Prove the Dot Product Rule: If $c_1(t)$ and $c_2(t)$ are differentiable curves in $\mathbb R^n$ then: $$\frac{\mathrm d}{\mathrm dt} [c_1(t) \cdot c_2(t)] = c′_1(t) \cdot c_2(t) + c_1(t) \cdot c′_2(t).$$
I tried using arbitrary curves, however I am stuck. Any suggestions on how to go about this proof? Thank you.

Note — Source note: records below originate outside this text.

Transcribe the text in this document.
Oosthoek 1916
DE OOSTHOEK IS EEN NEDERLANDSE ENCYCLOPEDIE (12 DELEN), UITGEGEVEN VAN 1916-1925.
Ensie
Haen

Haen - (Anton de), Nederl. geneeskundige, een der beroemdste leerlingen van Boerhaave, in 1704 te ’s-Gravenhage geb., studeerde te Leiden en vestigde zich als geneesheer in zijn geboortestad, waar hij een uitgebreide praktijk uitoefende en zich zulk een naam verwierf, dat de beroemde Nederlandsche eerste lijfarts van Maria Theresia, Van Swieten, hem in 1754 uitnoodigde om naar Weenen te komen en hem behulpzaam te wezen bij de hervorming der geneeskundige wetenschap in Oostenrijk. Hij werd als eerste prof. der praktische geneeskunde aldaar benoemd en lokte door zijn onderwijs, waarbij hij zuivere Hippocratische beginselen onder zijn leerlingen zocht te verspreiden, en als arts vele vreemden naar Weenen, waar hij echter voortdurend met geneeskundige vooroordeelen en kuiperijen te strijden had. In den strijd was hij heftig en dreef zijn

As said by @Vercassivelaunos, using components and the Product Rule for real-valued functions works well. The classic proof for the Product Rule for real-value functions can also be adapted to this situation: let $a\in dom(c_1)\cap dom(c_2)$. Then
$$ \frac{c_1\cdot c_2(t) - c_1\cdot c_2(a)}{t-a} = \frac{c_1(t)\cdot c_2(t) - c_1(a)\cdot c_2(a)}{t-a} = \frac{(c_1(t)-c_1(a))\cdot c_2(t) + c_1(a)\cdot(c_2(t) - c_2(a))}{t-a} = \frac{c_1(t)-c_1(a)}{t-a}\cdot c_2(t) + c_1(a)\cdot\frac{c_2(t) - c_2(a)}{t-a} $$
Note that the equalities are true since the dot product is bilinear. Now, since $c_1$ and $c_2$ are differentiable at $a$, we have
$$ \lim_{t\to a}\frac{c_1(t)-c_1(a)}{t-a} = c_1'(a) \text{ and } \lim_{t\to a}\frac{c_2(t)-c_2(a)}{t-a} = c_2'(a) $$
Also, $c_2$ is differentiable at $a$, so $c_2$ is continuous at $a$, therefore $\lim_{t\to a}c_2(t)=c_2(a)$. Using Limit Laws, we have
$$ \frac{c_1\cdot c_2(t) - c_1\cdot c_2(a)}{t-a} = c_1'(a)\cdot c_2(a) + c_1(a)\cdot c_2'(a) $$
Since we use only the bilinearity of the dot product and the Limit Laws (for vector functions), then we have a similar formula for the cross product.